Color rose in Lee's cheeks. She'd ignored Ben, as if he hadn't been there. She'd done that before, and hated herself for it. It was the sort of thing husbands did to wives, a thing that had always annoyed her.

"Well then," Ngunda said, "I hope you two will have supper with me."

"I'm afraid I'll need to press some things first," Lee answered, "and my iron and ironing board are still on their way from Connecticut."

"Ah! As far as I'm concerned, you look fine as you are. We're quite informal here. Most people wear jeans at work. We'll eat in an alcove off the staff dining room. The menu is the same for everyone. Do you think your daughters would care to eat with us?"

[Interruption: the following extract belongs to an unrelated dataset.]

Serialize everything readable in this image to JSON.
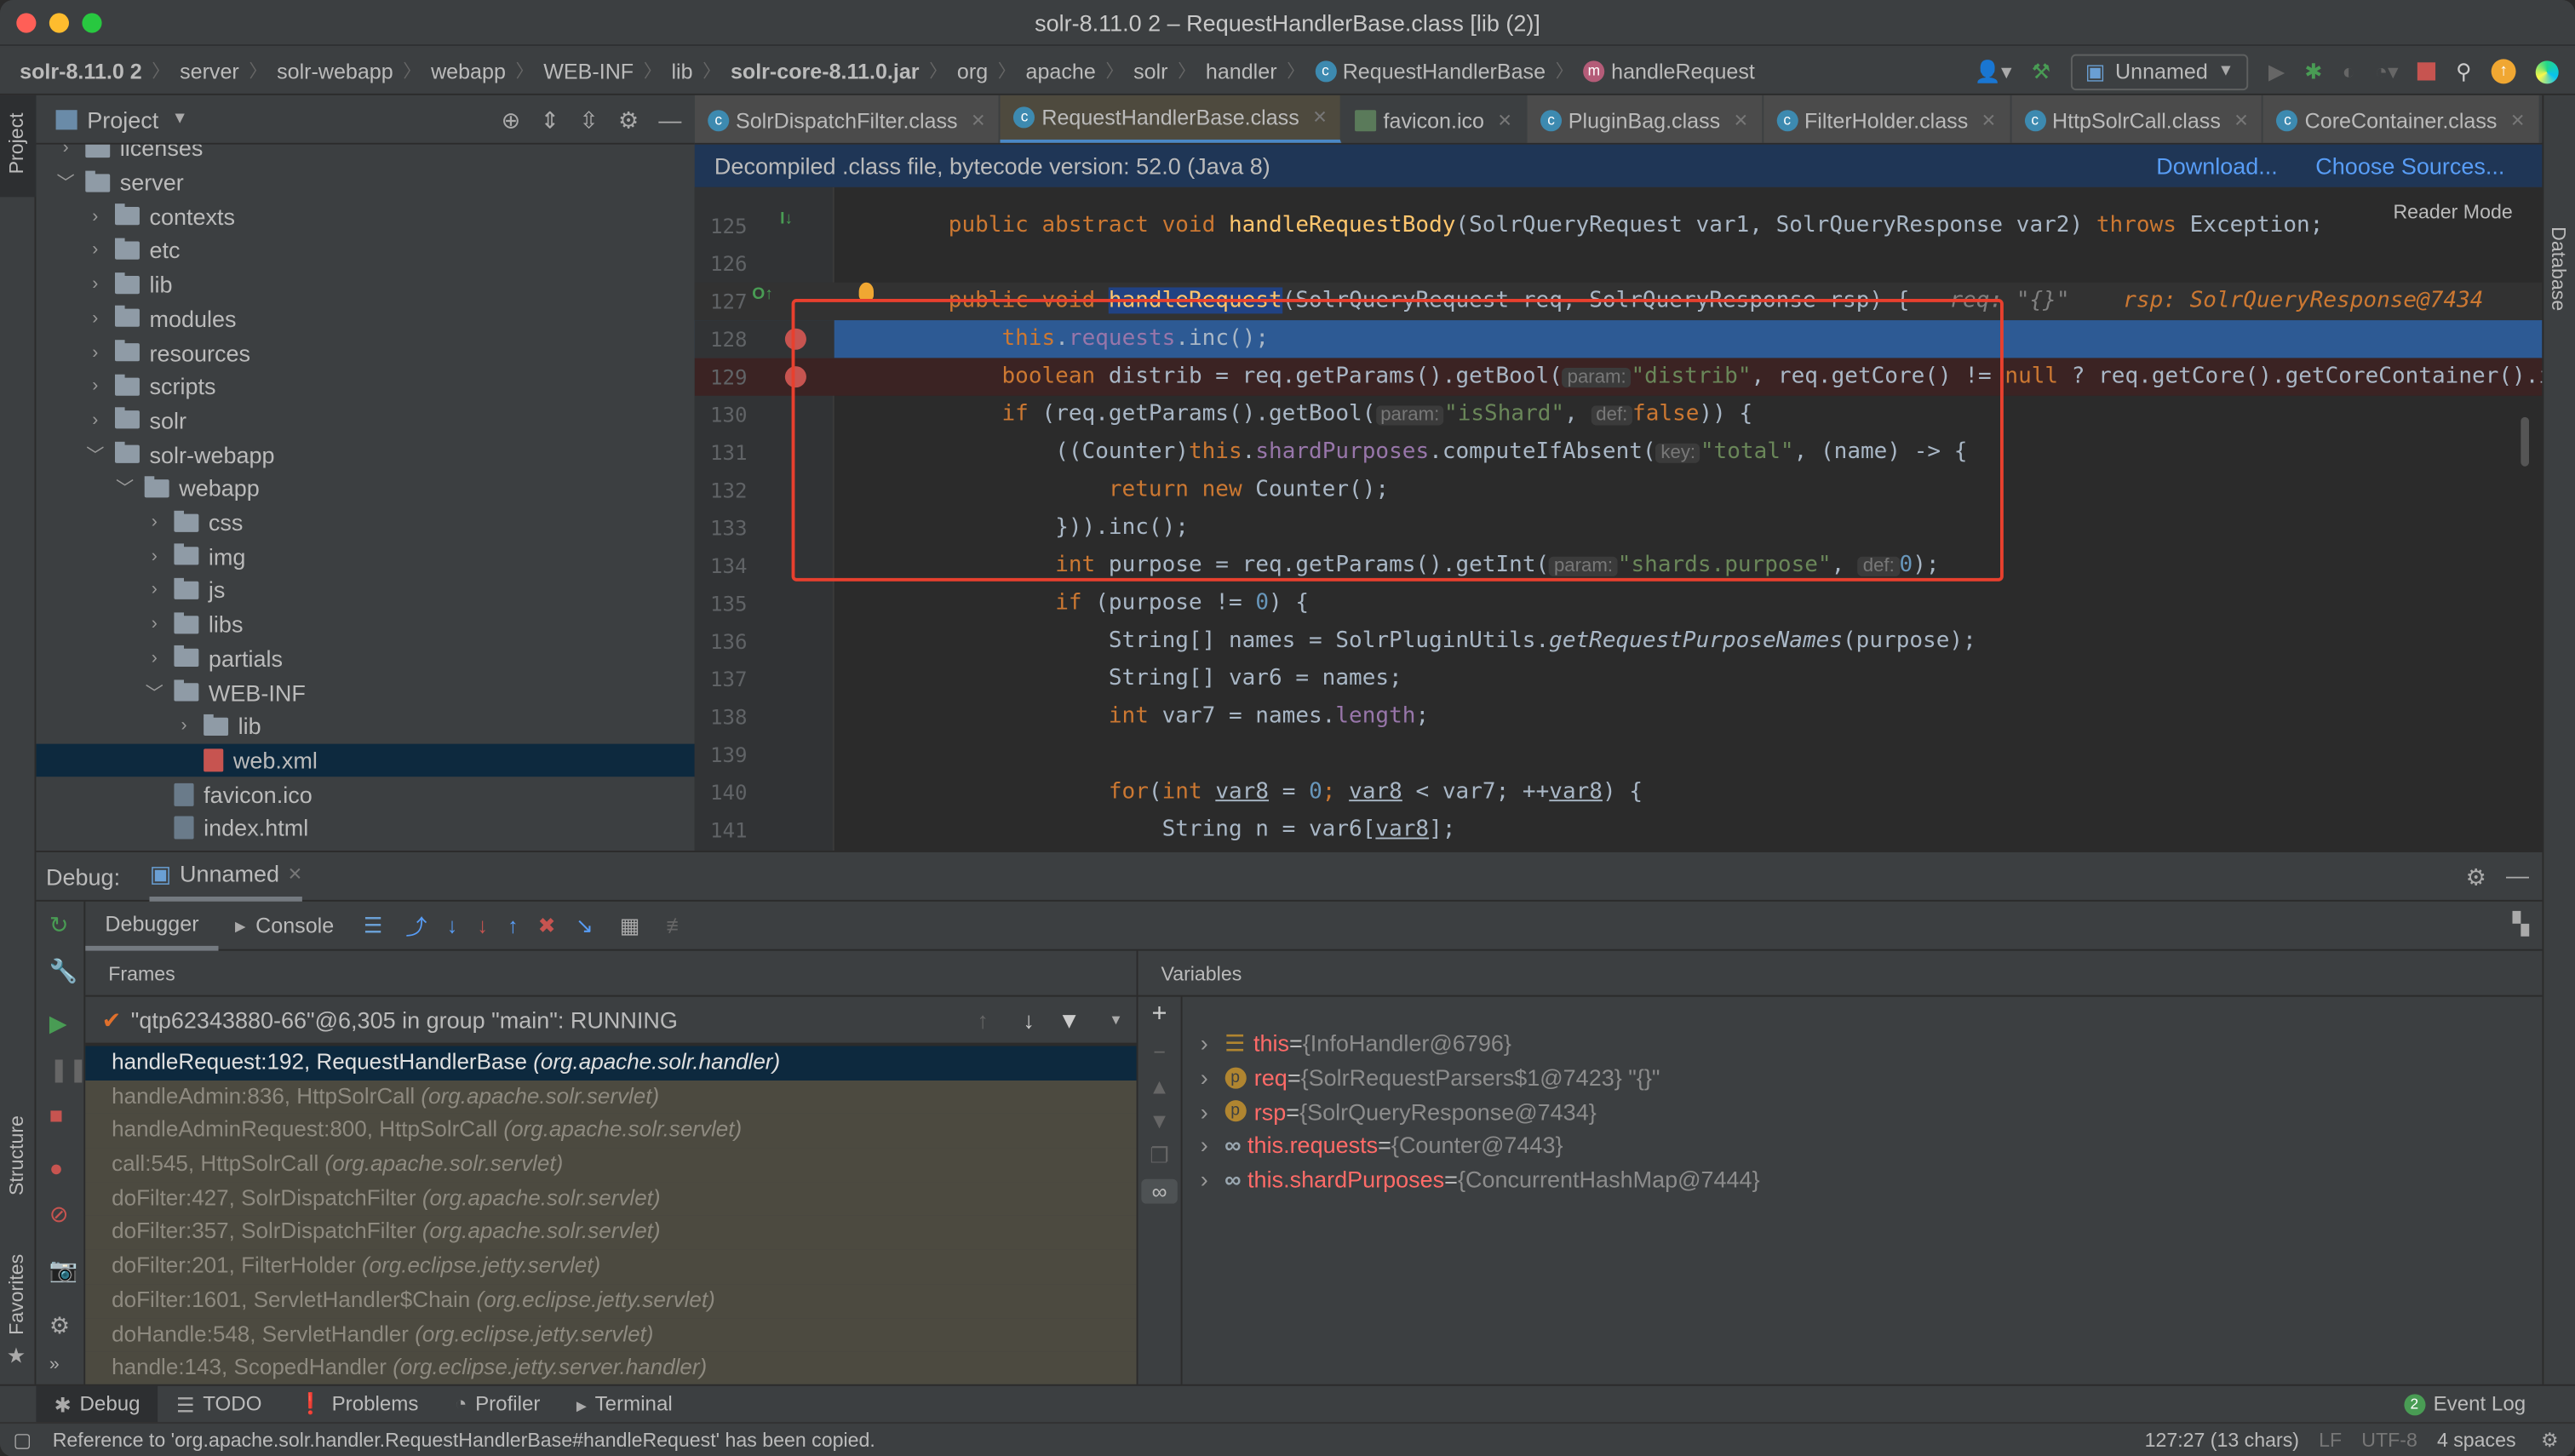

He raised an eyebrow at Rocco, who grinned and turned to the Shoreffs. "They can eat at our table if they'd like," he said. "My girls are eight and six. Or someone with older kids may invite them to theirs when they see them."

It seemed workable to Lee, and Ben agreed, so they thanked Ngunda and left. She'd decided tomorrow would be soon enough to visit the school, so Rocco walked them home. The front door was open, and from the front walk, Lee could hear the voices of more than their two girls inside. They found two others with them: Lori and Kari Klein, ten-year-old twins. Minutes later the twins' mother stopped by, identifying herself as the welcome lady. Before she left, she'd invited Becca and Raquel to eat at the Klein's table that evening.

From Susan Klein, who was a teacher, they also learned that school started at 9 a.m. Lee should bring the girls at 8:30, to register and get a quick tour. Registration would take about ten minutes.

There was also a storage building with surplus furniture and appliances, and a small commissary with a limited selection of basic household supplies, and groceries. The commissary had the use of the Ranch's helicopter, and twice a week made a shopping run for residents, to City Market in Walsenburg. It was about thirty miles by air.

Susan also told them the name "Ranch" didn't apply to the "village," strictly speaking. A newsman had learned that in Malawi, Ngunda meant "dove," so he'd dubbed this place "the Dove Cote" before it had even been moved into. That was quickly shortened to "the Cote," and "the Ranch" came to mean the entire, sixteen-square-mile property.

After Susan Klein had left, it occurred to Lee she might adjust to this place pretty decentl nmy. The day had gone well, and no one had seemed at all like a fanatic. If only the school was okay. Susan Klein's personality—pleasant and intelligent—had been reassuring. Cross your fingers, Lee, she said inwardly.

* * *

Supper with Dove also went well. The food was rather simple, mostly low fat, and well prepared. And instead of talking religion or philosophy, the great guru had talked about the school, about the Rockies' late season skid that had lost them a place in the National League playoffs, and about the Broncos' rookie quarterback, their first-round draft pick out of BYU. As far as she could tell, he wasn't putting it on for her benefit. He seemed as knowledgeable and interested as any casual fan might be. Despite his magnetism, though, she couldn't see why so many people made such a big deal of him. In letters to the editor, he'd even been referred to as the new messiah. Ben said Millennium made no such claim, but it wouldn't. Bad PR. Let others make it for them.

Obviously a lot of money had been pumped into Millennium, which meant someone hoped to make big money out of it. Perhaps it was his PR image that drew people. He might be nothing more than a magnetic but amiable puppet, mouthing someone else's scripts. Or the scripts could be his own. Big Money might see him as a resource. Might have moved in on him, providing financing and promotion.

Walking back to the house, Becca and Raquel did most of the talking. Actually, Raquel did seventy percent of it. They "really really liked" the Klein twins. Their eagerness to start school the next day bemused Lee. When she'd been a girl, the prospect of changing schools had given her an upset stomach.

If cult values and ideas were taught, she wasn't sure she could deal with it.